A games table could be folded and moved to a quiet corner. A tilt-top table, after tea, would be flipped-up and pushed against a wall. A drop-leaf table would be raised for supper like a ship setting sails, but would have taken up little space when not in use. Brass or porcelain casters, fixed or swivel, allowed such versatile furniture to be pushed to the side of a room.
Such space-saving designs included the folding cross or ‘X-frame’ transportable furniture used in military campaigns. Yet X-frames were also in everyday use, from Roman-period X-framed chairs to Scandinavian furniture of the 1950s, notably Danish X-framed tables in teak and other hard-wearing woods.
So to the Scottish Antique & Arts Centre at Abernyte and a super ‘occasional’ table occupying its own quiet corner on the Onefarington retail unit.
This was an outstanding example of a mid-19th Century X-frame mahogany serving table. Labelled as ‘Scottish’, with wonderful colour and patina, it seemed to glow with good health.

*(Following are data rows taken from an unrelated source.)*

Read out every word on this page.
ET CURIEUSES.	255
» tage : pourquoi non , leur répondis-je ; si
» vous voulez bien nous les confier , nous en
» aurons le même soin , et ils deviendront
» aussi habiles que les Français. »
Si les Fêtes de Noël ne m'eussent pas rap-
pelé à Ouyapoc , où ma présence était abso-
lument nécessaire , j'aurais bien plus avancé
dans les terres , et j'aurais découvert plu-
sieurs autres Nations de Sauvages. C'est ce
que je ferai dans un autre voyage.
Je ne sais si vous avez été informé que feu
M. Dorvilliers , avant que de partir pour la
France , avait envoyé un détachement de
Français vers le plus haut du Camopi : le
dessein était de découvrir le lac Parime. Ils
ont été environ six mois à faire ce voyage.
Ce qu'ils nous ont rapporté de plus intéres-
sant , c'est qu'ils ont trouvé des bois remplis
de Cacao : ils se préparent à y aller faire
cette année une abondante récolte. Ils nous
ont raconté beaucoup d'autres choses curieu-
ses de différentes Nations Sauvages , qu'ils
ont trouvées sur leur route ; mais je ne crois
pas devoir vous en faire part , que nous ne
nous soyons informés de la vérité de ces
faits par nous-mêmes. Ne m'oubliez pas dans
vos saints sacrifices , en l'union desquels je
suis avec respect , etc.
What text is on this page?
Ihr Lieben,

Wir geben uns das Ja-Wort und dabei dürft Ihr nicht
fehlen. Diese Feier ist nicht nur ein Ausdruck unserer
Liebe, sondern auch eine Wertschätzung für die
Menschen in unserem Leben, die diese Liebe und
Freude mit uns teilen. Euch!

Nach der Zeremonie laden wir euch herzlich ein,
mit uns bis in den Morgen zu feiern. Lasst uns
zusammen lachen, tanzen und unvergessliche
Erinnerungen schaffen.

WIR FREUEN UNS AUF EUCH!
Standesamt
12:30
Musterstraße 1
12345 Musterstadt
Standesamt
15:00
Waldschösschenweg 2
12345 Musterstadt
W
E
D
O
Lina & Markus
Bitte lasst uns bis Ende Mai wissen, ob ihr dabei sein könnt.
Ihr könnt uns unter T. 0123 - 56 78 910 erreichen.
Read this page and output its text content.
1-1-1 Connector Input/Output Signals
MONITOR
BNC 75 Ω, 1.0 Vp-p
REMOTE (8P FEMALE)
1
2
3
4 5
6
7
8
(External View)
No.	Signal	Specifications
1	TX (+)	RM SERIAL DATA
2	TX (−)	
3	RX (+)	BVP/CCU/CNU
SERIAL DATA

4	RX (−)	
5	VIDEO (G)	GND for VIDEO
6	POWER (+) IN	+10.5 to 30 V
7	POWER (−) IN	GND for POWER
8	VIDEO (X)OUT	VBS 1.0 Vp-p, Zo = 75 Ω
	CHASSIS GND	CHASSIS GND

Its turned, tapering legs, linked at roundels by a matching stretcher, reminded me of a folding butler’s tray, the rectangular X-frames which were wheeled into dining rooms before shallow, galleried serving tops bearing the hot food of the day were placed upon them.
Decorative and ‘occasional’, as required for the downsized Victorian home, the table was on offer at Abernyte for £675.
Scottish X-frame table, £675 (Onefarington, at the Scottish Antique & Arts Centre, Abernyte).